If one considers an organization as a distinct, definable entity, with discernable and definable boundaries, it should be relatively easy to determine whether any given individual is a member of the organization or not. In practice, this is not so easy to accomplish as network-like effects begin to be observable. Are seasonal or temporary contract workers members of the organization for which they work? How does one account for project teams whose members might be employed by multiple, distinct companies? Is a volunteer who works daily as “equal” a member as one who only works once a week – or once a month? How does one measure the size of the volunteer organization to which both belong? Can we account for consultants who are intrinsic to in-house project teams for the duration of a project, but may also be working for other companies simultaneously?

While each of these situations is directly explainable by Castells’s network enterprise construct, defining the practical extent of each of the organizations is not. I suggest that the difficulty is related to our conventional conception of organization as a box or container, within which are the participants, much like Pennings and Goodman’s “organizational set,” and Castells’s construct in terms of networks of “components.” Rather than defining an organization in terms of a network of its components (subunits, individuals, functions) consider instead a network of relationships that interconnect components. Thus, an organization can be considered to be an emergent entity, relative to a contextual ground, comprised of a network of relationships and effects among autonomous components, each of which may be an individual or an organization similarly defined. An organizational entity is therefore delineated according to the valence and regularity of those relationships, where the understanding of valence is drawn from a elemental, chemical analogue: The ability of a substance to interact with another or to produce an effect; the capacity of something to unite, react, or interact with something else.
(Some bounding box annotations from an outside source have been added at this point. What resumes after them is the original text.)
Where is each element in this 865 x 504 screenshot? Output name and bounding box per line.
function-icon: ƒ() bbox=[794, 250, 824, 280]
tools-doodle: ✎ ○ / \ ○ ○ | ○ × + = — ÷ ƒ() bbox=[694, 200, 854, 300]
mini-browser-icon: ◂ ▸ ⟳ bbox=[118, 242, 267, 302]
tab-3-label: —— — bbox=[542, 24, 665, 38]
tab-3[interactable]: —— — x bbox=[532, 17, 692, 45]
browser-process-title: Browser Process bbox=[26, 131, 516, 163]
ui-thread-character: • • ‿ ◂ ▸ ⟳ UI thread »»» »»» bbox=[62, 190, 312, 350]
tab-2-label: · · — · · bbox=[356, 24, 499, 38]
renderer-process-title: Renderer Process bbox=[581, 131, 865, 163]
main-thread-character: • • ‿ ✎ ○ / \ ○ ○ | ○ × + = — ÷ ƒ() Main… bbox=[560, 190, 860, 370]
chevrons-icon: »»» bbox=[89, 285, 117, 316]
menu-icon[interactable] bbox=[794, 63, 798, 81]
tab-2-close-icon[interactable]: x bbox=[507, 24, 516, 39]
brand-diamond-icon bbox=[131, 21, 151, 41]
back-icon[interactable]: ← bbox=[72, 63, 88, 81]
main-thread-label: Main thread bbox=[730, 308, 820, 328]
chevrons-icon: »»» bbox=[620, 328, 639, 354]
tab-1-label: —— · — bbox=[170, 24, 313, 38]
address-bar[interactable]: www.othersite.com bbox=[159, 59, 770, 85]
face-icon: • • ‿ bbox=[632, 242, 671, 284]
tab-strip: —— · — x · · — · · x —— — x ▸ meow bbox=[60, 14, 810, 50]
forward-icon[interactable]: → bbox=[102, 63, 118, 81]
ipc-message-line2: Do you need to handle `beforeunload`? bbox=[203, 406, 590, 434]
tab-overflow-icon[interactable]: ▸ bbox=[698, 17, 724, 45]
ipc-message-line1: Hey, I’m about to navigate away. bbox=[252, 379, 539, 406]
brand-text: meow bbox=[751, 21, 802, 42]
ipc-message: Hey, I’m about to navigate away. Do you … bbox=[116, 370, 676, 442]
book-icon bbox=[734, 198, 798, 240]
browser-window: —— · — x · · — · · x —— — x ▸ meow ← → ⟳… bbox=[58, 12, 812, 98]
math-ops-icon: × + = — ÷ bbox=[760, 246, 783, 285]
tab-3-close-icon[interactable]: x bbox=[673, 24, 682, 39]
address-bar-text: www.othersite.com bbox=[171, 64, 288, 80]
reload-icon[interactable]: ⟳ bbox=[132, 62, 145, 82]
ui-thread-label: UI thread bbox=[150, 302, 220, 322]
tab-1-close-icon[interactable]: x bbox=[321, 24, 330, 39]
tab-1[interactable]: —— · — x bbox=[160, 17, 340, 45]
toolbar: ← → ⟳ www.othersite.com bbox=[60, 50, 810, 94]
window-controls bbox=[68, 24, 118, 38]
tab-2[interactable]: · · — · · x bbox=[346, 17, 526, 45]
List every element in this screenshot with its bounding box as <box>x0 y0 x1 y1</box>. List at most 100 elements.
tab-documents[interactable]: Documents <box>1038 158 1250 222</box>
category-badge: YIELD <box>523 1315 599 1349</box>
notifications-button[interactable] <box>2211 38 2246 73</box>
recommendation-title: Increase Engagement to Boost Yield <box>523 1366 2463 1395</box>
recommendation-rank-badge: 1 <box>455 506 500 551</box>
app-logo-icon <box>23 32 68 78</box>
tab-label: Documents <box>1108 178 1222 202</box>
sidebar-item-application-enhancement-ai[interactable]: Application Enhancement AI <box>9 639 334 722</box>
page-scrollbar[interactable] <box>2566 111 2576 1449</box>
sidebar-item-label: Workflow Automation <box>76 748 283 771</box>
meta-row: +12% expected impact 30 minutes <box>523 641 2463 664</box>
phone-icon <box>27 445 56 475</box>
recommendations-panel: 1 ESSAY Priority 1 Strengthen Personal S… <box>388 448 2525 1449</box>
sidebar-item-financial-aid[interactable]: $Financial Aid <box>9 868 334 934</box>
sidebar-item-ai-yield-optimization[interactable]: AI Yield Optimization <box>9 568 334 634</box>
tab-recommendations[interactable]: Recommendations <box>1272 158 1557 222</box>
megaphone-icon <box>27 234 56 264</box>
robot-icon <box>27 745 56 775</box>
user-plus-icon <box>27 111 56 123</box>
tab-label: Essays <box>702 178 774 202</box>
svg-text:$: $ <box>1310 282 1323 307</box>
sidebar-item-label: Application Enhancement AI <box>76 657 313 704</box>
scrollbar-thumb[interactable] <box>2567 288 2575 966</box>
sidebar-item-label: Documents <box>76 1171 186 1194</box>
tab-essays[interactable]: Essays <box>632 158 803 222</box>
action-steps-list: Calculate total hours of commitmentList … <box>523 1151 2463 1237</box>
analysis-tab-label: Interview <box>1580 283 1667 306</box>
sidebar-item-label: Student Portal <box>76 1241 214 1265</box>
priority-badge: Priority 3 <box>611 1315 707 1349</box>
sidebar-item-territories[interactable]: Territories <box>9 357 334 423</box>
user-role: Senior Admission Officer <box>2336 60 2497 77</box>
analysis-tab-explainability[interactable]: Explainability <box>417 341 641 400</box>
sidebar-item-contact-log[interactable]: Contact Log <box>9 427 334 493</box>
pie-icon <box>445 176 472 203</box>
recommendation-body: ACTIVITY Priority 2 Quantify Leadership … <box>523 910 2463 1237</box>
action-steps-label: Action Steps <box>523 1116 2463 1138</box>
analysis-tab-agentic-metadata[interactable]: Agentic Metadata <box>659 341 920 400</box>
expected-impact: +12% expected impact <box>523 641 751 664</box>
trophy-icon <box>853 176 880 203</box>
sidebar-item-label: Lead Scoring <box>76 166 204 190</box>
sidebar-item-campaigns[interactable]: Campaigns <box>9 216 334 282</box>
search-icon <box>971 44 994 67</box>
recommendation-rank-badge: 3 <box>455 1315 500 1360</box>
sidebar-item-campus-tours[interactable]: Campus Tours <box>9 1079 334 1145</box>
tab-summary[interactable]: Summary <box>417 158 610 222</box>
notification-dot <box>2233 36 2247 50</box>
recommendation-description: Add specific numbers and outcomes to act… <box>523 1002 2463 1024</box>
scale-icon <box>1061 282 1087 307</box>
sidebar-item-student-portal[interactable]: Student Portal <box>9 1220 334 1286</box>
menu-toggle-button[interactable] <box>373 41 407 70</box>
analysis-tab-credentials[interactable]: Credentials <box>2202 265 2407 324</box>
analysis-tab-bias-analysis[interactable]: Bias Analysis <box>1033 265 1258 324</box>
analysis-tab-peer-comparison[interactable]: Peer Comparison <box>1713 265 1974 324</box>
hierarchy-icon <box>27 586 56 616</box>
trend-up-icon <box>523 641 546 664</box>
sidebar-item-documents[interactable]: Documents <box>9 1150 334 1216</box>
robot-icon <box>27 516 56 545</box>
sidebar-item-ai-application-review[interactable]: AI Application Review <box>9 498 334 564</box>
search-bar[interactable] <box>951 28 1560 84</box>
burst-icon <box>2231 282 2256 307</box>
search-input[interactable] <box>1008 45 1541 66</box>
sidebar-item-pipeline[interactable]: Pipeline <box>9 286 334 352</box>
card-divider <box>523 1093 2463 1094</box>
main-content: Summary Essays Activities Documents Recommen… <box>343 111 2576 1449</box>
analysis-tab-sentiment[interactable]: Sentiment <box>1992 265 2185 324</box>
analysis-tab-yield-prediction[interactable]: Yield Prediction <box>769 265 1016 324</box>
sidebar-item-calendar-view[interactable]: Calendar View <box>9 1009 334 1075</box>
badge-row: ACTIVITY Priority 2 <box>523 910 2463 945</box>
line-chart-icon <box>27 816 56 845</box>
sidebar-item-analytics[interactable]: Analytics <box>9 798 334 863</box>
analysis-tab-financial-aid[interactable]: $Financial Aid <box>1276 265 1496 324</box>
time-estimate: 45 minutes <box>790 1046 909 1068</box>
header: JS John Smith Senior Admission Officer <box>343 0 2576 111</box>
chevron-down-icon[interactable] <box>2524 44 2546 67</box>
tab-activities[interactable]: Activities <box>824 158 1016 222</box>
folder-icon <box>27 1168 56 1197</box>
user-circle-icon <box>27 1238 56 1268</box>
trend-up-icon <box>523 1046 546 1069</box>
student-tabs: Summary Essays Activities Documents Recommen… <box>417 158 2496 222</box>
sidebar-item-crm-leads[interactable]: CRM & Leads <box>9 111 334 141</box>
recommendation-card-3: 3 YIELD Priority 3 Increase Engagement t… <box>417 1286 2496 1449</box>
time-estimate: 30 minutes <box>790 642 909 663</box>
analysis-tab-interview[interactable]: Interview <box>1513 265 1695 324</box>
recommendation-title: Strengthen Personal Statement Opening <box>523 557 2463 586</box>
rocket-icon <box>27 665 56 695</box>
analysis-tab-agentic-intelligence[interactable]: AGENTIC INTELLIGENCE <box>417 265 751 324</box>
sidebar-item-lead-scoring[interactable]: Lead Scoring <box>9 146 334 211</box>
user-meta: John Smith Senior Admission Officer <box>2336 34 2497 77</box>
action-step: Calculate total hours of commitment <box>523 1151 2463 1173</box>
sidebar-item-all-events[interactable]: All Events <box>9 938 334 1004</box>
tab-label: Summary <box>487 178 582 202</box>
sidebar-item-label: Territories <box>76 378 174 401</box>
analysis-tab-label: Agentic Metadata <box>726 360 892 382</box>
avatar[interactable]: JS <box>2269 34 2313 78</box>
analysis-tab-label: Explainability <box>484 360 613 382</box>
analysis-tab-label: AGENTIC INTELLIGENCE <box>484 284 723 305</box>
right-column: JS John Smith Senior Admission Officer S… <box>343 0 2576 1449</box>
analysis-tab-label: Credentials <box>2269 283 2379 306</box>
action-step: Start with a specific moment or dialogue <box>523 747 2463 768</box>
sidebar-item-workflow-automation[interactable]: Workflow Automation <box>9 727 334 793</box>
In a conventional organization, the valence of relationships is relatively strong and regular (e.g., through hierarchical and administrative structures) within, and relatively weak (say through contractual relationships) without. The organizational boundaries may be semi-permeable, but the shape is well-defined (think of a solid). In a so-called virtual organization, or distributed team, or community of practice, the valence of the bonds are relatively weaker so the organization is perhaps somewhat more amorphous (think of a liquid), but nonetheless interconnected with a degree of mutual interdependence that maintains the valence. If several members of the community of practice decide to collaborate on a specific project, the valence of those specific relational bonds strengthens, possibly to the point of creating something that resembles a traditional organization. The former community of practice is not necessarily destroy; inevitably, it is changed via the complexity effects introduced by changing the valence of those particular relationships. The organization that was the former community of practice takes on a different shape to a greater or lesser extent, depending on the multiple valences of the remaining relationship and effects bonds.

Of course, lots of issues and implications remain to be figured out over the next phases of my research, such as the diverse nature of the bonds, how to reconceive pragmatic aspects of organizational design and management, how to negotiate the challenges to conventional conceptions (for example, I think that the notion of “permanent” and “temporary” workers no longer has meaning in a valence theory of organization; there’s probably a hundred more similar constructs that must be reconsidered).

This is brand new, and very raw, thinking for me, but I suspect that by understanding organizations as networks of relationships (of variable valence), all of our prior organizational thinking can be accommodated, our current challenges can be explained, and our future can be anticipated – all through a useful and comprehensive vocabulary.